No obstante, el repliegue eclesial hacia el pasado no ha carecido de fuerza. Se ha hablado incluso de un «invierno eclesial». Hay señales de involución litúrgica preocupantes. El concilio impulsó búsquedas y experimentaciones. La audacia y los intentos frustrados generaron miedo e inseguridad. No debiera sorprender que muchos se asustaran. Volver a lo conocido es siempre comprensible. Por otra parte, si hace 50 años atrás los cambios culturales eran inauditos, estos han entrado en un proceso de aceleración exponencial. La humanidad entera experimenta un cambio de paradigmas gigantesco. La globalización extrema los contactos, o los contagios. Todas las tradiciones y las instituciones son relativizadas. Entran en crisis o en decadencia, sobreviven o mueren.

La Iglesia católica en particular se halla en una situación compleja. Benedicto XVI ha hablado abiertamente de crisis. En el caso de esta iglesia, el desprestigio de la autoridad compromete la credibilidad de su misión. Los casos de abusos sexuales del clero han minado la confianza de los fieles en la persona de los sacerdotes y en la validez de su enseñanza; han agravado la sospecha de la cultura en la articulación institucional del cristianismo. Todo esto ha sido posible en una sociedad que opera en un registro completamente nuevo. A saber, el de las comunicaciones abiertas, a veces controladas y otras incontroladas, el mundo de las innumerables redes interpersonales y el de los medios de comunicación social, el del espacio público en el que la imagen predomina sobre el concepto y la transparencia sobre la censura. ¿Cómo es posible en este contexto hablar sin dificultades en nombre de “la verdad”? El nuevo foro público –fuera del cual lo que existe no existe- no da tregua. En él, conviven sin problema el error y la verdad, el odio y el amor, la difamación y el legítimo derecho a expresarse en libertad. En este contexto, la Iglesia suele salir derrotada.  Pero si los católicos, en cuanto católicos, no se expresan, restándose a la argumentación pública de sus convicciones, el Evangelio no será anunciado. Si, por el contrario, corren el riesgo de hacerlo, habrá inevitables malas interpretaciones. El anuncio, sin embargo, podrá seguir adelante.

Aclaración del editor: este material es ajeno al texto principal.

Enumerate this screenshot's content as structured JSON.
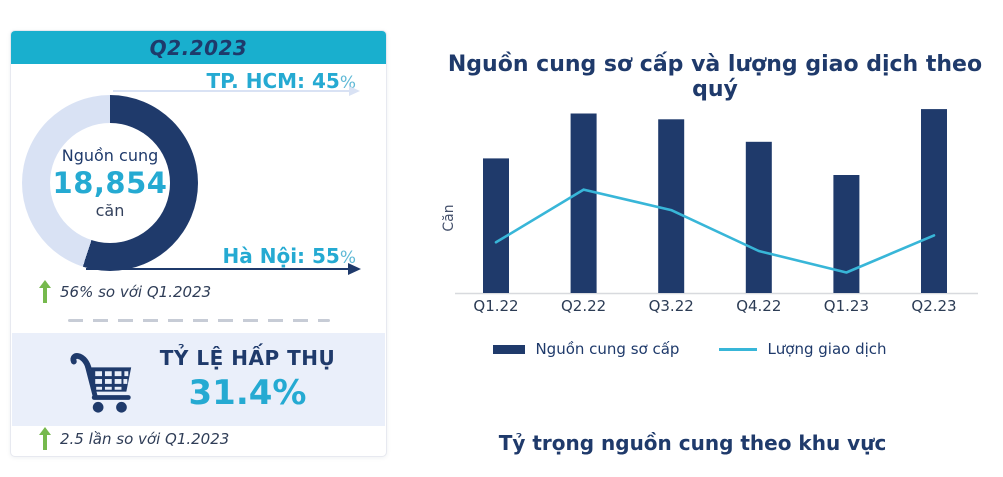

Cabe preguntarse: ¿Abrir de nuevo las ventanas o cerrarlas para siempre?  El Concilio Vaticano II ha sido ampliamente acogido por la Iglesia, e incluso ha sido celebrado por las otras iglesias, por las otras religiones y también por muchos no creyentes. Aun así, no ha producido hasta ahora todos los cambios que son necesarios. Ha puesto las bases para que estos ocurran. Esto es lo importante. Pero los cambios no se darán automáticamente. No es necesario abrir las ventanas de nuevo. Están abiertas. Tratar de cerrarlas, eso sí sería fatal. Se avanza con los contemporáneos o se los culpa de los cambios. Se los condena en nombre de la verdad o se corre el riesgo de encontrar el Evangelio con ellos, unos “con” otros y unos “en” otros. El Evangelio es patrimonio de la humanidad. Nadie puede comprenderlo y vivir de él, eximiéndose de la época y del intercambio cultural con los coetáneos.